Él no tenía quién le escriba pero estaba casi encauzado en que llegaría el día en que podría sacarse las manos de los bolsillos y señalar a un punto y de la nada, sin hacer esfuerzos ni moverse de más encontraría lo que estaba buscando. Y que lo iría pateando como cualquier latita que uno encuentra en la calle y que a uno le da gana de hacerse el gran jugador, y la patea, y la pisa, y la aleja. Hasta que le iban a agarrar unas ganas terribles de levantar la latita y meterla en el basurero de su corazón. Era simple, él no tenía quién le escriba.

(Y nos daban ganas de hacer (nos) cada vez que decíamos adiós, y cada vez que nos des/encontrábamos. Pero él no tenía quién le escriba)

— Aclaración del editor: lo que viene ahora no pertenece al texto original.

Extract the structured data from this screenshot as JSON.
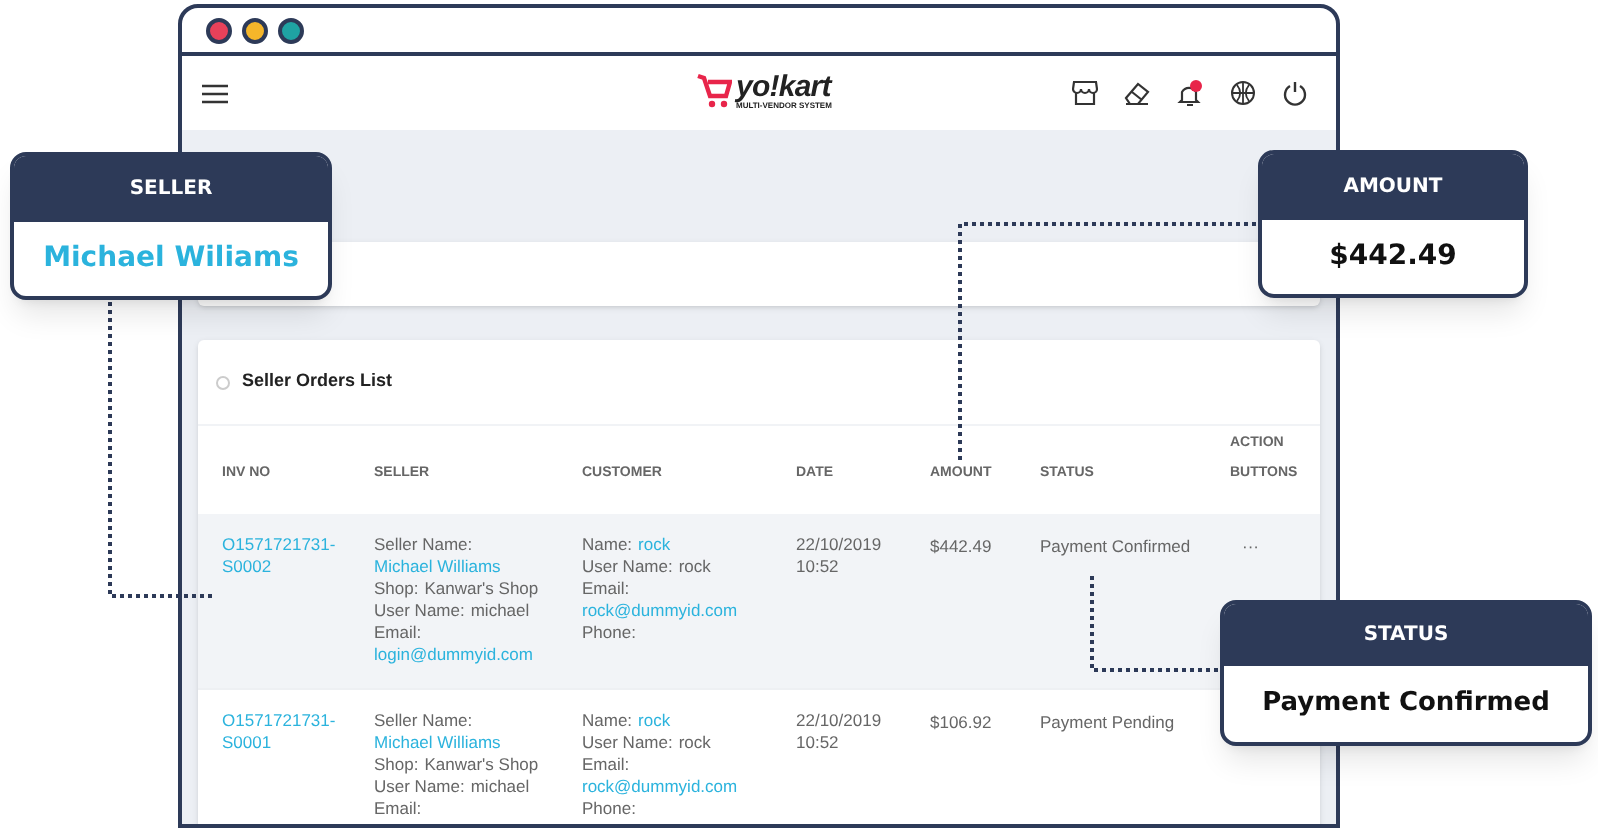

Él no tenía quién le escriba y su teléfono no paraba de sonar. Y le escribían pero él no leía. Y él leía lo que no entendía, y lo dejaba pasar. Y él hablaba pero no decía. Y cuando decía, lo decía para él, entre las paredes, a lado de las paredes, debajo de las paredes y de las sábanas, susurrando. Pero él decía de sí, solo de sí. Y se mareaba, se maravillaba y repetía historias, y solicitaba que tomemos notas, que nos perdamos en/tre sus victoriosas palabras. Pero él no tenía quién le escriba y se moría de ganas de que alguna vez sus palabras de verdad le pertenezcan.

Me tenía que sentar a escribir por en-cargos porque él no tenía quién le escriba. Desde ahí es que empecé a pensarlo desde este lugar, que no es el mejor lugar que se ocupar - pero es el único de mí para él. Y eso ya tenía demasiado valor entre los dos. Y era así que me tenía que sentar a lado de mis palabras y pensar (te) una vez más. Pero esta vez, tan evidentemente como para ponerme incómoda en mi propia silla.